傀儡(かいらい、くぐつ)とは、
- 操り人形のこと。マリオネットやパペットのこと。
- 真の権力者、黒幕、他国などによって操られている名目上の君主、国、政権のことを比喩的に「傀儡政権」「傀儡君主」「傀儡国家」など傀儡ということがある。
- 2018年制作の映画。
概要
マリオネットのように糸で上から手足を動かして人形劇を行ったり、指や手で動かして人形劇に使ったり遊ぶパペットのような人形のこと。操り人形。木製の物は特に木偶と呼ばれることもある。
また、操られている様から、不自由、自主性のなさの象徴として描かれたり、見た目の不気味さからモンスターや敵キャラ、主人公の使い魔などとして登場することもある。この辺りの詳細については「マリオネット」の記事を参照。
傀儡政権、傀儡国家、傀儡君主
そこから、名目上は君主だったり、独立国家だったりするが、名ばかりで実態は他国、実権を握っているもの、黒幕などが主導権を握っており、それらの言いなりになっていて実権や自主性を持たない君主や政権を傀儡君主、傀儡政権などと呼ぶことがある。
法的、形式的にはその組織のトップの将軍や皇帝だったりするのだが、本人は政治的発言権が弱かったり、持たなかったりする。その分、実質的な権力者が決定権を握っており、他の家臣や民は実質的な権力者の方を頼りにし、より強大な権力を得ることとなる。
実質的な権力者が十分な権力や正当性を得た場合には、傀儡としていた君主を排除して自らの王朝や政権を打ち立てることが多い。日本で有名な『三国志』でも、曹操は名目上は漢の家臣として漢の皇帝である献帝を立てていたが、次代の曹丕は献帝から禅譲で皇帝の座を奪っている。
一方、長く傀儡政権を維持する場合もある。その理由として家臣としての地位でいる方がいろいろと便利だから、というものが挙げられる。特に日本の場合、この傾向が顕著である。
傀儡国家
独立国家であり、植民地ではないのだが、実態としては支配している国の意思の下で動いており、植民地同然であると言える。
なぜこのような間接支配を行うかは様々で
- 現地人からの反発を避けるため。形式的には現地人の政権であり、現地人の皇帝がいるとした方が現地人が従うから
- 植民地である、侵略であるという批判を避けるため。現地人が樹立した政権であるとした方が批判を避けられるから
などの理由がある。
著名な傀儡政権、傀儡国家、傀儡君主
- 西梁 - 南北朝時代に存在した西魏、北周、隋の傀儡国家。隋に廃止された。
- 楚(張邦昌) - 女真族の王朝である金の傀儡国家。北宋滅亡後にその宰相である張邦昌を皇帝として建国させたが、金の軍隊が撤退するとすぐに瓦解した。

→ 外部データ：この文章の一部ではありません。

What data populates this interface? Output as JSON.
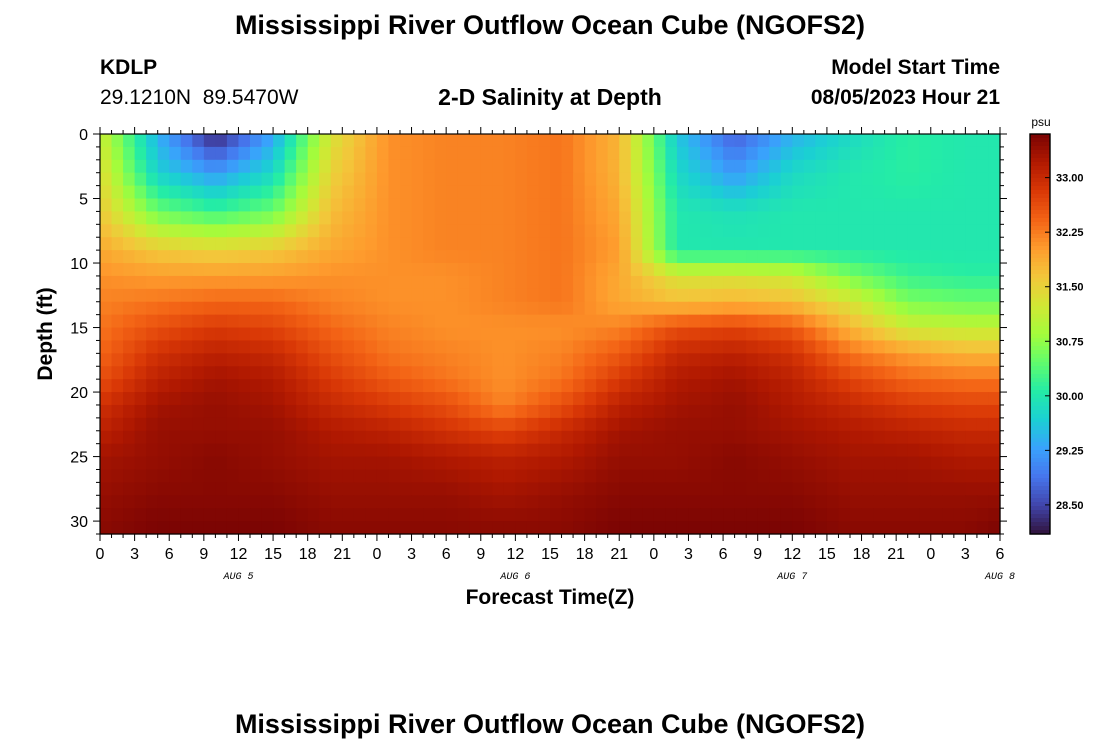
{
  "page": {
    "title": "Mississippi River Outflow Ocean Cube (NGOFS2)",
    "station": "KDLP",
    "coordinates": "29.1210N  89.5470W",
    "subtitle": "2-D Salinity at Depth",
    "model_start_label": "Model Start Time",
    "model_start_value": "08/05/2023 Hour 21",
    "footer_title": "Mississippi River Outflow Ocean Cube (NGOFS2)"
  },
  "chart_data": {
    "type": "heatmap",
    "title": "2-D Salinity at Depth",
    "xlabel": "Forecast Time(Z)",
    "ylabel": "Depth (ft)",
    "x_ticks": [
      "0",
      "3",
      "6",
      "9",
      "12",
      "15",
      "18",
      "21",
      "0",
      "3",
      "6",
      "9",
      "12",
      "15",
      "18",
      "21",
      "0",
      "3",
      "6",
      "9",
      "12",
      "15",
      "18",
      "21",
      "0",
      "3",
      "6"
    ],
    "day_labels": [
      {
        "label": "AUG 5",
        "hour": 12
      },
      {
        "label": "AUG 6",
        "hour": 36
      },
      {
        "label": "AUG 7",
        "hour": 60
      },
      {
        "label": "AUG 8",
        "hour": 78
      }
    ],
    "xlim_hours": [
      0,
      78
    ],
    "y_ticks": [
      0,
      5,
      10,
      15,
      20,
      25,
      30
    ],
    "ylim": [
      31,
      0
    ],
    "colorbar": {
      "unit": "psu",
      "ticks": [
        "33.00",
        "32.25",
        "31.50",
        "30.75",
        "30.00",
        "29.25",
        "28.50"
      ],
      "range": [
        28.1,
        33.6
      ],
      "colormap": "turbo",
      "colors": [
        "#30123b",
        "#4145ab",
        "#4675ed",
        "#39a2fc",
        "#1bcfd4",
        "#24eca6",
        "#61fc6c",
        "#a4fc3b",
        "#d1e834",
        "#f3c63a",
        "#fe9b2d",
        "#f36315",
        "#d93806",
        "#b11901",
        "#7a0403"
      ]
    },
    "salinity_rows": [
      {
        "depth": 0,
        "values": [
          31.2,
          29.4,
          28.2,
          29.3,
          31.3,
          32.1,
          32.2,
          32.2,
          32.3,
          31.8,
          29.6,
          28.7,
          29.4,
          29.8,
          30.1,
          30.0,
          30.0
        ]
      },
      {
        "depth": 3,
        "values": [
          31.4,
          29.7,
          29.2,
          29.8,
          31.5,
          32.1,
          32.2,
          32.2,
          32.3,
          31.8,
          29.8,
          29.2,
          29.8,
          30.0,
          30.1,
          30.0,
          30.0
        ]
      },
      {
        "depth": 6,
        "values": [
          31.6,
          30.5,
          30.2,
          30.5,
          31.7,
          32.1,
          32.2,
          32.2,
          32.3,
          31.9,
          30.0,
          29.9,
          30.0,
          30.0,
          30.0,
          30.0,
          30.0
        ]
      },
      {
        "depth": 9,
        "values": [
          31.9,
          31.6,
          31.5,
          31.6,
          31.9,
          32.1,
          32.2,
          32.2,
          32.3,
          32.0,
          30.0,
          30.0,
          30.0,
          30.0,
          30.0,
          30.0,
          30.0
        ]
      },
      {
        "depth": 11,
        "values": [
          32.1,
          32.0,
          32.0,
          32.0,
          32.1,
          32.1,
          32.1,
          32.2,
          32.3,
          31.9,
          31.3,
          31.3,
          31.2,
          30.6,
          30.2,
          30.1,
          30.1
        ]
      },
      {
        "depth": 13,
        "values": [
          32.2,
          32.3,
          32.4,
          32.4,
          32.2,
          32.1,
          32.1,
          32.2,
          32.3,
          31.9,
          31.7,
          31.8,
          31.7,
          31.3,
          30.6,
          30.5,
          30.5
        ]
      },
      {
        "depth": 15,
        "values": [
          32.3,
          32.6,
          32.8,
          32.7,
          32.4,
          32.2,
          32.1,
          32.1,
          32.1,
          32.2,
          32.6,
          32.7,
          32.5,
          31.8,
          31.2,
          31.1,
          31.1
        ]
      },
      {
        "depth": 17,
        "values": [
          32.4,
          32.9,
          33.1,
          33.0,
          32.6,
          32.3,
          32.2,
          32.1,
          32.2,
          32.5,
          33.0,
          33.1,
          32.9,
          32.3,
          32.0,
          31.8,
          31.8
        ]
      },
      {
        "depth": 19,
        "values": [
          32.6,
          33.1,
          33.3,
          33.2,
          32.8,
          32.5,
          32.3,
          32.1,
          32.3,
          32.8,
          33.2,
          33.3,
          33.1,
          32.7,
          32.4,
          32.3,
          32.3
        ]
      },
      {
        "depth": 21,
        "values": [
          32.9,
          33.3,
          33.4,
          33.3,
          33.0,
          32.8,
          32.6,
          32.2,
          32.6,
          33.1,
          33.3,
          33.4,
          33.2,
          33.0,
          32.8,
          32.7,
          32.7
        ]
      },
      {
        "depth": 23,
        "values": [
          33.1,
          33.4,
          33.4,
          33.4,
          33.2,
          33.1,
          32.9,
          32.7,
          33.0,
          33.3,
          33.4,
          33.4,
          33.3,
          33.2,
          33.1,
          33.0,
          33.0
        ]
      },
      {
        "depth": 25,
        "values": [
          33.3,
          33.4,
          33.5,
          33.4,
          33.3,
          33.3,
          33.2,
          33.1,
          33.2,
          33.4,
          33.4,
          33.5,
          33.4,
          33.3,
          33.3,
          33.2,
          33.2
        ]
      },
      {
        "depth": 28,
        "values": [
          33.4,
          33.5,
          33.5,
          33.5,
          33.4,
          33.4,
          33.4,
          33.3,
          33.4,
          33.5,
          33.5,
          33.5,
          33.5,
          33.4,
          33.4,
          33.4,
          33.4
        ]
      },
      {
        "depth": 31,
        "values": [
          33.5,
          33.6,
          33.6,
          33.6,
          33.5,
          33.5,
          33.5,
          33.5,
          33.5,
          33.6,
          33.6,
          33.6,
          33.6,
          33.5,
          33.5,
          33.5,
          33.6
        ]
      }
    ],
    "salinity_row_hours": [
      0,
      5,
      10,
      15,
      20,
      25,
      30,
      35,
      40,
      45,
      50,
      55,
      60,
      65,
      70,
      75,
      78
    ]
  }
}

- 斉 (劉予) - 同上。北宋の官僚である劉予を皇帝として建国させた。建国後8年で廃止された。
- 満州国 - 日本の傀儡国家。日本の敗戦とともに消滅。
日本の傀儡政権
- 飛鳥時代の天皇 - 豪族の蘇我氏が大きな権力を手にしており、崇峻天皇はその傀儡となっていた。また、傀儡から抜け出そうとすると蘇我氏の命令で殺されてしまっている。

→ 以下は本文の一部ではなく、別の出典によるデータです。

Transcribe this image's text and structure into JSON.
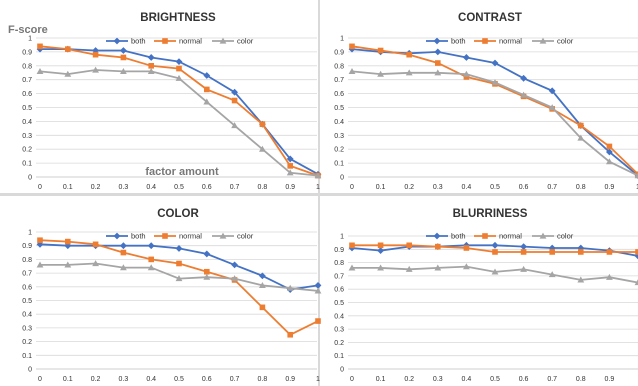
{
  "chart_data": [
    {
      "type": "line",
      "title": "BRIGHTNESS",
      "ylabel": "F-score",
      "xlabel": "factor amount",
      "x": [
        0,
        0.1,
        0.2,
        0.3,
        0.4,
        0.5,
        0.6,
        0.7,
        0.8,
        0.9,
        1
      ],
      "xticks": [
        "0",
        "0.1",
        "0.2",
        "0.3",
        "0.4",
        "0.5",
        "0.6",
        "0.7",
        "0.8",
        "0.9",
        "1"
      ],
      "yticks": [
        "0",
        "0.1",
        "0.2",
        "0.3",
        "0.4",
        "0.5",
        "0.6",
        "0.7",
        "0.8",
        "0.9",
        "1"
      ],
      "ylim": [
        0,
        1
      ],
      "grid": true,
      "legend": "top",
      "series": [
        {
          "name": "both",
          "color": "#4472C4",
          "marker": "diamond",
          "values": [
            0.92,
            0.92,
            0.91,
            0.91,
            0.86,
            0.83,
            0.73,
            0.61,
            0.38,
            0.13,
            0.02
          ]
        },
        {
          "name": "normal",
          "color": "#ED7D31",
          "marker": "square",
          "values": [
            0.94,
            0.92,
            0.88,
            0.86,
            0.8,
            0.78,
            0.63,
            0.55,
            0.38,
            0.08,
            0.01
          ]
        },
        {
          "name": "color",
          "color": "#A5A5A5",
          "marker": "triangle",
          "values": [
            0.76,
            0.74,
            0.77,
            0.76,
            0.76,
            0.71,
            0.54,
            0.37,
            0.2,
            0.03,
            0.01
          ]
        }
      ]
    },
    {
      "type": "line",
      "title": "CONTRAST",
      "x": [
        0,
        0.1,
        0.2,
        0.3,
        0.4,
        0.5,
        0.6,
        0.7,
        0.8,
        0.9,
        1
      ],
      "xticks": [
        "0",
        "0.1",
        "0.2",
        "0.3",
        "0.4",
        "0.5",
        "0.6",
        "0.7",
        "0.8",
        "0.9",
        "1"
      ],
      "yticks": [
        "0",
        "0.1",
        "0.2",
        "0.3",
        "0.4",
        "0.5",
        "0.6",
        "0.7",
        "0.8",
        "0.9",
        "1"
      ],
      "ylim": [
        0,
        1
      ],
      "grid": true,
      "legend": "top",
      "series": [
        {
          "name": "both",
          "color": "#4472C4",
          "marker": "diamond",
          "values": [
            0.92,
            0.9,
            0.89,
            0.9,
            0.86,
            0.82,
            0.71,
            0.62,
            0.37,
            0.18,
            0.01
          ]
        },
        {
          "name": "normal",
          "color": "#ED7D31",
          "marker": "square",
          "values": [
            0.94,
            0.91,
            0.88,
            0.82,
            0.72,
            0.67,
            0.58,
            0.49,
            0.37,
            0.22,
            0.02
          ]
        },
        {
          "name": "color",
          "color": "#A5A5A5",
          "marker": "triangle",
          "values": [
            0.76,
            0.74,
            0.75,
            0.75,
            0.74,
            0.68,
            0.59,
            0.5,
            0.28,
            0.11,
            0.01
          ]
        }
      ]
    },
    {
      "type": "line",
      "title": "COLOR",
      "x": [
        0,
        0.1,
        0.2,
        0.3,
        0.4,
        0.5,
        0.6,
        0.7,
        0.8,
        0.9,
        1
      ],
      "xticks": [
        "0",
        "0.1",
        "0.2",
        "0.3",
        "0.4",
        "0.5",
        "0.6",
        "0.7",
        "0.8",
        "0.9",
        "1"
      ],
      "yticks": [
        "0",
        "0.1",
        "0.2",
        "0.3",
        "0.4",
        "0.5",
        "0.6",
        "0.7",
        "0.8",
        "0.9",
        "1"
      ],
      "ylim": [
        0,
        1
      ],
      "grid": true,
      "legend": "top",
      "series": [
        {
          "name": "both",
          "color": "#4472C4",
          "marker": "diamond",
          "values": [
            0.91,
            0.9,
            0.9,
            0.9,
            0.9,
            0.88,
            0.84,
            0.76,
            0.68,
            0.58,
            0.61
          ]
        },
        {
          "name": "normal",
          "color": "#ED7D31",
          "marker": "square",
          "values": [
            0.94,
            0.93,
            0.91,
            0.85,
            0.8,
            0.77,
            0.71,
            0.65,
            0.45,
            0.25,
            0.35
          ]
        },
        {
          "name": "color",
          "color": "#A5A5A5",
          "marker": "triangle",
          "values": [
            0.76,
            0.76,
            0.77,
            0.74,
            0.74,
            0.66,
            0.67,
            0.66,
            0.61,
            0.59,
            0.57
          ]
        }
      ]
    },
    {
      "type": "line",
      "title": "BLURRINESS",
      "x": [
        0,
        0.1,
        0.2,
        0.3,
        0.4,
        0.5,
        0.6,
        0.7,
        0.8,
        0.9,
        1
      ],
      "xticks": [
        "0",
        "0.1",
        "0.2",
        "0.3",
        "0.4",
        "0.5",
        "0.6",
        "0.7",
        "0.8",
        "0.9"
      ],
      "yticks": [
        "0",
        "0.1",
        "0.2",
        "0.3",
        "0.4",
        "0.5",
        "0.6",
        "0.7",
        "0.8",
        "0.9",
        "1"
      ],
      "ylim": [
        0,
        1
      ],
      "grid": true,
      "legend": "top",
      "series": [
        {
          "name": "both",
          "color": "#4472C4",
          "marker": "diamond",
          "values": [
            0.91,
            0.89,
            0.92,
            0.92,
            0.93,
            0.93,
            0.92,
            0.91,
            0.91,
            0.89,
            0.85
          ]
        },
        {
          "name": "normal",
          "color": "#ED7D31",
          "marker": "square",
          "values": [
            0.93,
            0.93,
            0.93,
            0.92,
            0.91,
            0.88,
            0.88,
            0.88,
            0.88,
            0.88,
            0.88
          ]
        },
        {
          "name": "color",
          "color": "#A5A5A5",
          "marker": "triangle",
          "values": [
            0.76,
            0.76,
            0.75,
            0.76,
            0.77,
            0.73,
            0.75,
            0.71,
            0.67,
            0.69,
            0.65
          ]
        }
      ]
    }
  ]
}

- 摂関政治期の天皇 - 天皇を補佐する役割である摂政・関白の座を独占することになった藤原氏は外戚として政治に大きな力を持つようになり、天皇は傀儡となっていた。
- 院政期の天皇 - 白河上皇が始めた院政は幼少の息子に天皇の座を譲り、上皇として実権を握り続けるという傀儡を生み出す政治体制だった。
- 鎌倉幕府の将軍 - 3代将軍源実朝を最後に源氏の血が途絶えた後は、京都から摂家将軍や宮将軍を迎えたが、政権運営は執権の北条氏が務める傀儡将軍となっていた。名目上は将軍が鎌倉幕府のトップであり、執権といえど北条家は法的には御家人である。立場は上であったが、実質的には北条政権であった。
- 室町幕府の将軍 - 室町幕府はもともと将軍の力が弱く、その時々で有力な守護大名などが将軍を傀儡化することが頻発した。傀儡化に反発した将軍は京都から追放されたり、殺害されることもあった。織田信長も最後の15代将軍足利義昭を傀儡としており、義昭がこれに反発して信長と敵対すると、義昭を京都から追放している。